Luciq started in 2012 in Cairo, Egypt by two co-founders: Omar Gabr and Moataz Soliman. During their last semester at Cairo University, Gabr and Soliman created AStarApps, which offered a range of services to mobile developers, including an extremely early iOS version of Luciq's bug reporting tool with its intuitive “Shake to Send” feature. Shortly after, Gabr and Soliman pivoted from AStarApps to focus on the bug reporter and what is now known as Luciq, Inc. They were incubated by Flat6Labs.

In 2013, Luciq secured early seed investments from Georges Harik, Cairo Angels, Middle East Venture Partners, and angel investor Hala Fadel. They also won first place and $50,000 in the MIT Enterprise Forum Arab Startup Competition that year. In 2014, Luciq introduced an Android SDK and crash reporting.

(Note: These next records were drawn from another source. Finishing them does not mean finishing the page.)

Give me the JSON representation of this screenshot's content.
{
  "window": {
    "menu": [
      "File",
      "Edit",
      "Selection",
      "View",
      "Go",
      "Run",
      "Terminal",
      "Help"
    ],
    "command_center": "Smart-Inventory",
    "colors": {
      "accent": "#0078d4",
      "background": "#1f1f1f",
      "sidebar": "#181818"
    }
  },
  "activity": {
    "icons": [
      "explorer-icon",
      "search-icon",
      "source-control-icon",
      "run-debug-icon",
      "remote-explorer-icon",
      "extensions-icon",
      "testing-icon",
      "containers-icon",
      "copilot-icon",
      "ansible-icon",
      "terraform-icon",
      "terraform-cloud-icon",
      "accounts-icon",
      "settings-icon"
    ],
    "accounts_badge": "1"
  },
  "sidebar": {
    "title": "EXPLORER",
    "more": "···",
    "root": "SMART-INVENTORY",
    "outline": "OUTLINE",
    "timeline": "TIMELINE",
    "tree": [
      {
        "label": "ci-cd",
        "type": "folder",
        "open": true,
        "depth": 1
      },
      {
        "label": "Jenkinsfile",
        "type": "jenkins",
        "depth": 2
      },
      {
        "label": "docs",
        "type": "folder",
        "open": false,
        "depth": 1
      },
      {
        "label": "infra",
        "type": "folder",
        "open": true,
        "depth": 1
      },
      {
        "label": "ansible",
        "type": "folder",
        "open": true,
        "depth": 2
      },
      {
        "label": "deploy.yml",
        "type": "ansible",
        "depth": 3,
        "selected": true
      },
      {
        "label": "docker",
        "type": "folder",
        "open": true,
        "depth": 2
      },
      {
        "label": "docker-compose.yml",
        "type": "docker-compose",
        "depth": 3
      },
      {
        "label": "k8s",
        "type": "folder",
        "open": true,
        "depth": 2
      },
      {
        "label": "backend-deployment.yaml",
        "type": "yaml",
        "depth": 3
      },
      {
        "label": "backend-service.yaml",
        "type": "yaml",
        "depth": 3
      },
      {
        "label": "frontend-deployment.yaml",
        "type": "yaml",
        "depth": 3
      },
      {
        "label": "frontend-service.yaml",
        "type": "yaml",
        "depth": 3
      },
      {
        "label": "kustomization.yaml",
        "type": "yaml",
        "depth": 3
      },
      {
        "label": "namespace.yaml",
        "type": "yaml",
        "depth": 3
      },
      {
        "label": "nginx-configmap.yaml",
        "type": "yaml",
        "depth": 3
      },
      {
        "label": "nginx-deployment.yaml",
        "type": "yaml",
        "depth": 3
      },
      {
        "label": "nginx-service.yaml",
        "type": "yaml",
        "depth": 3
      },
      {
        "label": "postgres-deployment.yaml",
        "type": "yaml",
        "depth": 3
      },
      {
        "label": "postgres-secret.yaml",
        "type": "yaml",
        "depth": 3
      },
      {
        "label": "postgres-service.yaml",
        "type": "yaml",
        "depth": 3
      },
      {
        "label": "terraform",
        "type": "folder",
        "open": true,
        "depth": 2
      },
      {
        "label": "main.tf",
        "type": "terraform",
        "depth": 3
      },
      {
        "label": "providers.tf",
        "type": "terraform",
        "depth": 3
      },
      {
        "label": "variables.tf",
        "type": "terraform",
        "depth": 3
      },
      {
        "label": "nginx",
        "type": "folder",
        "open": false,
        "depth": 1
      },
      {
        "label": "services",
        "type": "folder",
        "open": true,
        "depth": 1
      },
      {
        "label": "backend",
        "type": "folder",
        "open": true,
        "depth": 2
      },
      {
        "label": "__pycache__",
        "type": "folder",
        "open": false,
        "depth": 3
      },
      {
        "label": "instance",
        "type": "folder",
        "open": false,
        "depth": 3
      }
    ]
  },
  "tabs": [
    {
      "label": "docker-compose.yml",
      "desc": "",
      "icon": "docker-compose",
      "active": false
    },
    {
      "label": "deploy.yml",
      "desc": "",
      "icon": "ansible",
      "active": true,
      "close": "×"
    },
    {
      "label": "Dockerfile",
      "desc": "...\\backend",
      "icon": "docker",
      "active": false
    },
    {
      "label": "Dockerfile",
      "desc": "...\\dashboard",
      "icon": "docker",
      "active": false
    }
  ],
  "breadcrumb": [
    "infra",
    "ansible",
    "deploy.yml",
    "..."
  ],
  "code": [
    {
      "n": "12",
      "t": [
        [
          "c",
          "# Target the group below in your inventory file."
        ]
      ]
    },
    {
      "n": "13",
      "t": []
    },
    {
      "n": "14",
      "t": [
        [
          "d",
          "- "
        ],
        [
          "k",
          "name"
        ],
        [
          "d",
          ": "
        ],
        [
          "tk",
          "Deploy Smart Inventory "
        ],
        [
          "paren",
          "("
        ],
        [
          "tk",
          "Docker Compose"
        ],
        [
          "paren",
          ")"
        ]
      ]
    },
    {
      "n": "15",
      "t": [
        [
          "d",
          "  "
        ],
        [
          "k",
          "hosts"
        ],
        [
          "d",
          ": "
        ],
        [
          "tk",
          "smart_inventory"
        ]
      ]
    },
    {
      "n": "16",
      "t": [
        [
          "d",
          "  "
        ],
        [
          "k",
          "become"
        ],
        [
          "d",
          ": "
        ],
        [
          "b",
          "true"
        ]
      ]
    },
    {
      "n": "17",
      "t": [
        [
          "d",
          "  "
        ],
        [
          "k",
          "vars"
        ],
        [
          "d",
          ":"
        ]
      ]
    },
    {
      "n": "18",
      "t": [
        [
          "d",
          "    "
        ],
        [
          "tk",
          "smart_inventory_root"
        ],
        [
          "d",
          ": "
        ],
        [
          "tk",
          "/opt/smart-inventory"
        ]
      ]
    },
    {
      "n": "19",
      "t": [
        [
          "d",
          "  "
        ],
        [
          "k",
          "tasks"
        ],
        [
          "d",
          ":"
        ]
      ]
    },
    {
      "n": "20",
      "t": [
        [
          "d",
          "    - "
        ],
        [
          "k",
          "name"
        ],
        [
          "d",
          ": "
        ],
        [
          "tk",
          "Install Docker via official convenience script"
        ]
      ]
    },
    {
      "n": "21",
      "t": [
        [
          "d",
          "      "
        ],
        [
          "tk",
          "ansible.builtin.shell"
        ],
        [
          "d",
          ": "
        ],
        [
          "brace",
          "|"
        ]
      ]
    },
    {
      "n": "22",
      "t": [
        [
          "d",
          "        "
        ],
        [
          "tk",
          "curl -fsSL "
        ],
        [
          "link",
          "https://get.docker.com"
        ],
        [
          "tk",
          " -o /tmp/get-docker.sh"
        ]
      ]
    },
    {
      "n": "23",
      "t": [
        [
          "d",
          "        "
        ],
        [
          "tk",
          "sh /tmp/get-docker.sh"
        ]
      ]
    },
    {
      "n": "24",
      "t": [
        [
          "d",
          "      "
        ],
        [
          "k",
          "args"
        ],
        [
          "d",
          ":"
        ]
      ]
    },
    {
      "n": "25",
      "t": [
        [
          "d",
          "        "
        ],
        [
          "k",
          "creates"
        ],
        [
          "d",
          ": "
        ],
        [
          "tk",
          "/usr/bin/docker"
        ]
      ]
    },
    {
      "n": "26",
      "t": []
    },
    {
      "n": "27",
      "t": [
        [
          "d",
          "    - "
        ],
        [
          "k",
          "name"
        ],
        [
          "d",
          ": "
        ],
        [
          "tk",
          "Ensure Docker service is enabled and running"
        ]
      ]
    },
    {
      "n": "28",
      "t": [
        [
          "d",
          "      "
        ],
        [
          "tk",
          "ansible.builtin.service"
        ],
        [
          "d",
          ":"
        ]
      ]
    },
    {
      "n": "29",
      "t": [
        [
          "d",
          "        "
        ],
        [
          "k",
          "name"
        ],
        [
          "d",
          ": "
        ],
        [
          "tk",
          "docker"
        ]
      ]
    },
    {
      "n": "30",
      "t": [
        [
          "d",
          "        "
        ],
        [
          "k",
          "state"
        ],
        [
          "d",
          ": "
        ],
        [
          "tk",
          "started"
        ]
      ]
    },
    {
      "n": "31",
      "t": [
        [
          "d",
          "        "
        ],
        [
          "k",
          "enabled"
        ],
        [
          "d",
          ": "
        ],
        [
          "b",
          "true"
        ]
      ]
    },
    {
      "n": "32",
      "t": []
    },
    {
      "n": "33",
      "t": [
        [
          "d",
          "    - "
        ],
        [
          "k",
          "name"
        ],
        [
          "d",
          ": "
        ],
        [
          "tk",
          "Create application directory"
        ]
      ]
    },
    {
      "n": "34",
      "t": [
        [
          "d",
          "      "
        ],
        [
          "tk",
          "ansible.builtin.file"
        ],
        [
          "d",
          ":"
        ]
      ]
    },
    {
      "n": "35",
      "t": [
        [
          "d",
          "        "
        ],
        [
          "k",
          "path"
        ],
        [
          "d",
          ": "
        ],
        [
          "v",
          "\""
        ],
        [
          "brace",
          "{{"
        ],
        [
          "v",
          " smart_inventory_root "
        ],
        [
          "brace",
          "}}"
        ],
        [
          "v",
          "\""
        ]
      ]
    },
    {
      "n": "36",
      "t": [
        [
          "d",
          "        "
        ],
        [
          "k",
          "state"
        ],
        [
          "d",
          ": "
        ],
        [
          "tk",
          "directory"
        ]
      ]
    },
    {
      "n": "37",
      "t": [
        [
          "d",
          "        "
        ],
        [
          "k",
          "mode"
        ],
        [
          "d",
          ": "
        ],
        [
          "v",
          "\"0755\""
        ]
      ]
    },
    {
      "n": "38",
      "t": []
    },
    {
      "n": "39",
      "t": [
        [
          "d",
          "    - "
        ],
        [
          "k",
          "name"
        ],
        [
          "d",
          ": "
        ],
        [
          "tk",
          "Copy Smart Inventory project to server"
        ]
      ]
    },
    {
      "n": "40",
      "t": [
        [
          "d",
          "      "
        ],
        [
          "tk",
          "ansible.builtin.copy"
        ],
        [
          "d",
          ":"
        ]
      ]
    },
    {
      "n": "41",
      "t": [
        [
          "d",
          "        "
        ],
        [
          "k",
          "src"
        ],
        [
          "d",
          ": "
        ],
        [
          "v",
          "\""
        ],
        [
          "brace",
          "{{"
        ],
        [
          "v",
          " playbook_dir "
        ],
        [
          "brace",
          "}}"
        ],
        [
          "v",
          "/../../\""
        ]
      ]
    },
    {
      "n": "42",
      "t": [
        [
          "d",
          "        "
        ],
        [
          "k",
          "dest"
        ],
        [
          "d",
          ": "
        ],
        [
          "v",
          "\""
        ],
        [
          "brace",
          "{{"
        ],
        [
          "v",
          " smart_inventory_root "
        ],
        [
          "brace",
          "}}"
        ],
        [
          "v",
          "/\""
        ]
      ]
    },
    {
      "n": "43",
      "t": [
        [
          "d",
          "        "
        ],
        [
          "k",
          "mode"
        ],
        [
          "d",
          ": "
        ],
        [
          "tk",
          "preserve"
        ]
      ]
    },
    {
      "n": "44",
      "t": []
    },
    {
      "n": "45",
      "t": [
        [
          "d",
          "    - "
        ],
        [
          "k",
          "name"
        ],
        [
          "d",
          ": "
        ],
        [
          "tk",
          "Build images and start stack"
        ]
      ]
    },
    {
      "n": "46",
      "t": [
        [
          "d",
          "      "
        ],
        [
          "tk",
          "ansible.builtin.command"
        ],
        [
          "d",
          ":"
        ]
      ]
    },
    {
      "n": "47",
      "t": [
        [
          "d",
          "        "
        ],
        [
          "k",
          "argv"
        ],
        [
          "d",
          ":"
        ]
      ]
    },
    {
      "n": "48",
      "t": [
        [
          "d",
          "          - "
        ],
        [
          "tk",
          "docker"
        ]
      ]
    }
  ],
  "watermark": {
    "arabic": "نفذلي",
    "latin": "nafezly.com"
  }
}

In 2016, Luciq was incubated by Y Combinator, “the world’s most powerful startup incubator”, as part of its Winter batch. In June of that year, Luciq raised $1.7 million in seed funding led by top venture capital firm Accel, including investments from Amr Awadallah, Jim Payne, Tim Abbott, Othman Laraki among others. In August 2016, Luciq was named the #1 Startup in Egypt by Forbes. In October 2016, Luciq introduced in-app chats.

In January 2017, the company introduced Luciq for Web. In February 2017, Luciq introduced user surveys. In July 2017, it launched Betatesters.io, a platform connecting mobile app developers and beta testers. That same month, Luciq was named the third-fastest growing SaaS company in the world.